En fait, c’est en juin de l’année dernière que Mohamed Boussaid a officiellement fait part de la volonté du Maroc de se porter candidat pour acccueillir les assemblées générales du groupe Banque mondiale et FMI en 2021. Le dossier de candidature, élaboré sur la base d’un cahier des charges détaillé, a été officiellement déposé en septembre 2017.

A l’issue d’une première sélection achevée en octobre dernier, cette candidature a été présélectionnée avec celles de trois autres pays que sont la Jordanie, l’Ethiopie et l’Azerbaïdjan. Pour départager les quatre prétendants, une commission technique d’inspection des deux institutions, composée d’une dizaine d’experts, s’est rendue au Maroc durant le mois de décembre 2017. Elle était chargée «d’examiner en profondeur l’offre marocaine, notamment en visitant et en évaluant les différentes installations proposées.

Cette mission a visité Marrakech, le site de la conférence proposé pour abriter l’évènement, plus de 20 hôtels requis pour héberger les participants ainsi que l’aéroport de la ville. En outre, des exposés ont été présentés aux membres de la commission.

Ils ont porté sur les espaces de conférences, l’expérience réussie de l’organisation de la COP22, les aspects relatifs à la sécurité du lieu de conférences et des déplacements des VIP, l’accueil et le transport des personnalités et des participants ainsi que les modalités de visa.

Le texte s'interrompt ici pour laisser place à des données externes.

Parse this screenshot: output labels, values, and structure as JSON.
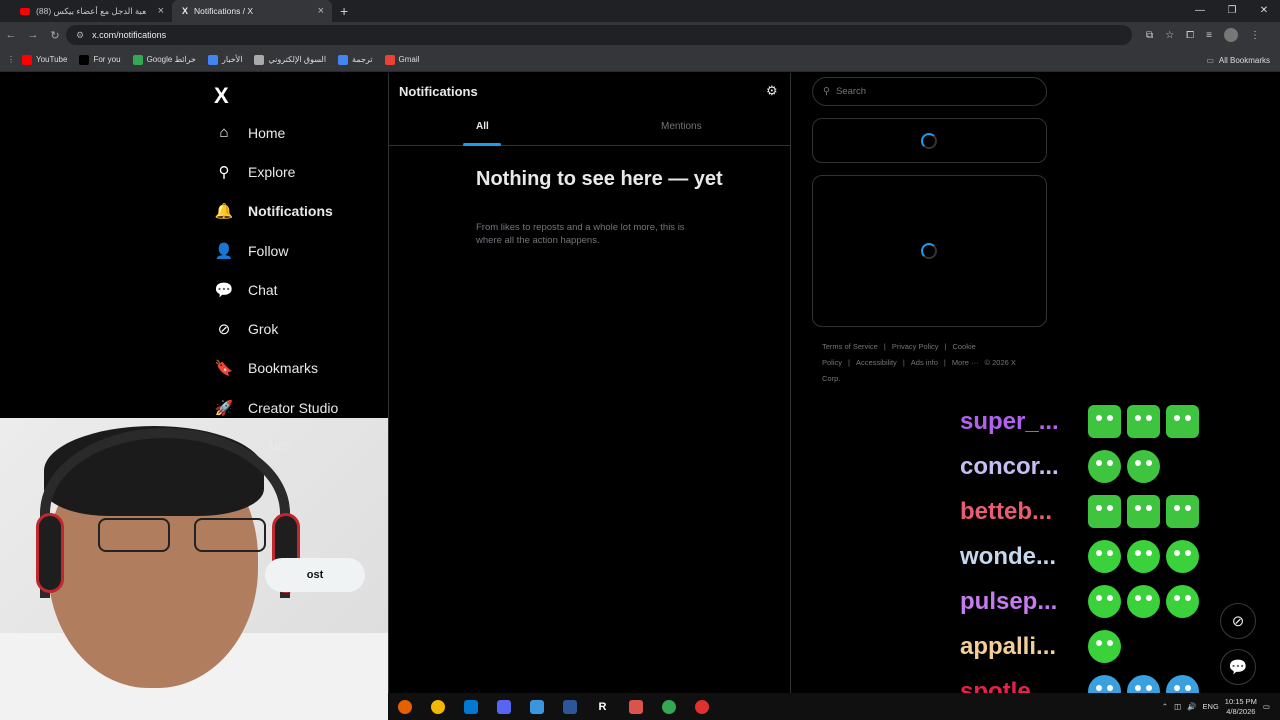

La qualité des installations techniques nécessaires à la tenue de la conférence en matière notamment de télécoms, technologie de l’information et d’audiovisuel a été également abordée. La délégation devra revenir au Maroc en juin prochain pour affiner le travail entrepris.

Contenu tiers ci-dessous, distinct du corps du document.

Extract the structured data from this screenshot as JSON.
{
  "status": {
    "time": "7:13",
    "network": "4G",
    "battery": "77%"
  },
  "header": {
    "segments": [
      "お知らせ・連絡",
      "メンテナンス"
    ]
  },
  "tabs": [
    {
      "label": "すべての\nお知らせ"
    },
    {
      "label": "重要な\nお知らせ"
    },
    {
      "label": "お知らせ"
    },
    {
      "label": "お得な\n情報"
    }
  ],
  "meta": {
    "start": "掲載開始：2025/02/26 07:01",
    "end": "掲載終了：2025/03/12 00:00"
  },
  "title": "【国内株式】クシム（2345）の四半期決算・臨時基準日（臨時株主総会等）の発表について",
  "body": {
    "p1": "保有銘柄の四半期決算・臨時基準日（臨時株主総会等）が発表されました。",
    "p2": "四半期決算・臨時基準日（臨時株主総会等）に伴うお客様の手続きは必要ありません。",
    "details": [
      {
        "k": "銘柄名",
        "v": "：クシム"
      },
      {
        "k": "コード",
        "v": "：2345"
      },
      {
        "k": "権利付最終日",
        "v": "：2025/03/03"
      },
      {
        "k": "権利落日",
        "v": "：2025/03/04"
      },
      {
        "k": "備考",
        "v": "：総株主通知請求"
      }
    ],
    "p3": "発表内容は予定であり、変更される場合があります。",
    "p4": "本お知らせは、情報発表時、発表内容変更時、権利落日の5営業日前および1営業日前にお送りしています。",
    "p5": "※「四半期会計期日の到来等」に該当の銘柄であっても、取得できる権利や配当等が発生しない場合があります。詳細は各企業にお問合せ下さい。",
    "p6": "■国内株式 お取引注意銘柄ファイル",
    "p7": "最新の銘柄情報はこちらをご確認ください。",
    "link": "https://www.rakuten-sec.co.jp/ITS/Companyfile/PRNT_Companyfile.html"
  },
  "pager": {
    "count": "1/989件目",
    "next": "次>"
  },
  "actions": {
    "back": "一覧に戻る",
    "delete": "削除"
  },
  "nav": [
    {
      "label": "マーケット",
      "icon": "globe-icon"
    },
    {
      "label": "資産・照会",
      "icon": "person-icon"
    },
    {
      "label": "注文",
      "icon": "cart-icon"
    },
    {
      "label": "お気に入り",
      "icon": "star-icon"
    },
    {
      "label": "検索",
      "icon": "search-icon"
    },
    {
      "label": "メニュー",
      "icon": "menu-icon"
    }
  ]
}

Afin d’éviter que le scénario de la COP22 ne se reproduise, les hôtels ont pris l’engagement officiel de ne pas augmenter les prix à l’occasion de ces assemblées générales.

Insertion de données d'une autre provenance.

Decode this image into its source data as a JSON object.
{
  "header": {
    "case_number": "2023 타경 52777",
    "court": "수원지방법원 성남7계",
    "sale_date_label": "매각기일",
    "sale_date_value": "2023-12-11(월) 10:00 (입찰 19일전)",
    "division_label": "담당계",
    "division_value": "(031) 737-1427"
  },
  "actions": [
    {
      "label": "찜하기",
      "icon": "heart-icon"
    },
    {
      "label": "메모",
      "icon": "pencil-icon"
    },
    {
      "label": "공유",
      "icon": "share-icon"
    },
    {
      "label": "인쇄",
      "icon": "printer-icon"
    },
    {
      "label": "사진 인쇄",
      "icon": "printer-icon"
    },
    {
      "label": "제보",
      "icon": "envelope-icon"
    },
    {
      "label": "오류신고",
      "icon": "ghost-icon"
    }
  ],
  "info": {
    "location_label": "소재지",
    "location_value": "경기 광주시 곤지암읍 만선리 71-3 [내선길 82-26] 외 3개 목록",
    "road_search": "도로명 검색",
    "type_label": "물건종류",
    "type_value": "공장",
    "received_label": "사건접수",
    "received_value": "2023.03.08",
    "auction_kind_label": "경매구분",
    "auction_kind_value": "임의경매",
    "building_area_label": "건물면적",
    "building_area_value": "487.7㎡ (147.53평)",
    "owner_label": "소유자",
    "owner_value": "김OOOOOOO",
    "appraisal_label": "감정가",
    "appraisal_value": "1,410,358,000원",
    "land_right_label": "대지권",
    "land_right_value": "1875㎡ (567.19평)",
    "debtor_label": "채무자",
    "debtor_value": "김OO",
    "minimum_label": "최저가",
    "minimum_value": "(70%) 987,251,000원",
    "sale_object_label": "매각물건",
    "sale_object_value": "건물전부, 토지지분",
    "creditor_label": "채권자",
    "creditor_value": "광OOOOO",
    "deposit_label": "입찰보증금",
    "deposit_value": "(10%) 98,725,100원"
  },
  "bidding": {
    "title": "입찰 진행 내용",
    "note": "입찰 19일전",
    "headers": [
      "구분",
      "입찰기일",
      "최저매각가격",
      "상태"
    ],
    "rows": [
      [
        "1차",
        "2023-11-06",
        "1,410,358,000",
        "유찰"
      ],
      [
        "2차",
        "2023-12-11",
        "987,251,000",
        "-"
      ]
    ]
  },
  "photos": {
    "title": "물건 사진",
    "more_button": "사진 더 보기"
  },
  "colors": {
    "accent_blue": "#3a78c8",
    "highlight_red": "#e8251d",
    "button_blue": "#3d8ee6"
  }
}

Par ailleurs, une action de promotion a été menée à Rabat auprès des ambassadeurs et des représentants des pays disposant d’un pouvoir de vote au niveau du Conseil des gouverneurs de ces deux institutions. C’est Mohamed Boussaid qui a présidé cette rencontre pour solliciter l’appui de leurs pays. 

A la mi-mars, une délégation conduite par le ministre des Finances a eu plusieurs réunions avec les administrateurs et hauts responsables du groupe de la Banque mondiale et le FMI. Au niveau du ministère des Finances, c’est la Direction des affaires générales qui a piloté l’opération. Ce travail, qui s’est étalé sur une année, était soutenu notamment par le ministère des Affaires étrangères et l’ambassade du Royaume du Maroc à Washington.

Une coopération ancrée

Les relations de Rabat avec le groupe de la Banque mondiale ne datent pas d’hier. En effet, le Maroc est membre de cette institution depuis avril 1958.
Le volume de financement, la qualité et la diversité des relations de coopération qu’entretiennent les deux partenaires depuis 1960 font de la Banque mondiale un partenaire financier privilégié. Ce partenaire accompagne la dynamique de développement économique et social à travers sa contribution au financement des grands programmes de réformes et des projets d’investissement. Son appui porte sur le développement durable et la croissance verte, le secteur financier, la compétitivité de l’économie, la gouvernance, la territorialisation et le développement humain. Son assistance technique couvrant un large éventail de secteurs  prioritaires dont notamment le développement inclusif, l’approche genre, la microfinance et la promotion de la jeunesse.
Le FMI n’est pas en reste puisque la coopération est également très ancienne. En effet, le Maroc est membre du FMI depuis avril 1958. Il bénéficie d’une assistance technique, couvrant principalement le régime de change, le secteur financier, la fiscalité, la supervision bancaire, les comptes nationaux…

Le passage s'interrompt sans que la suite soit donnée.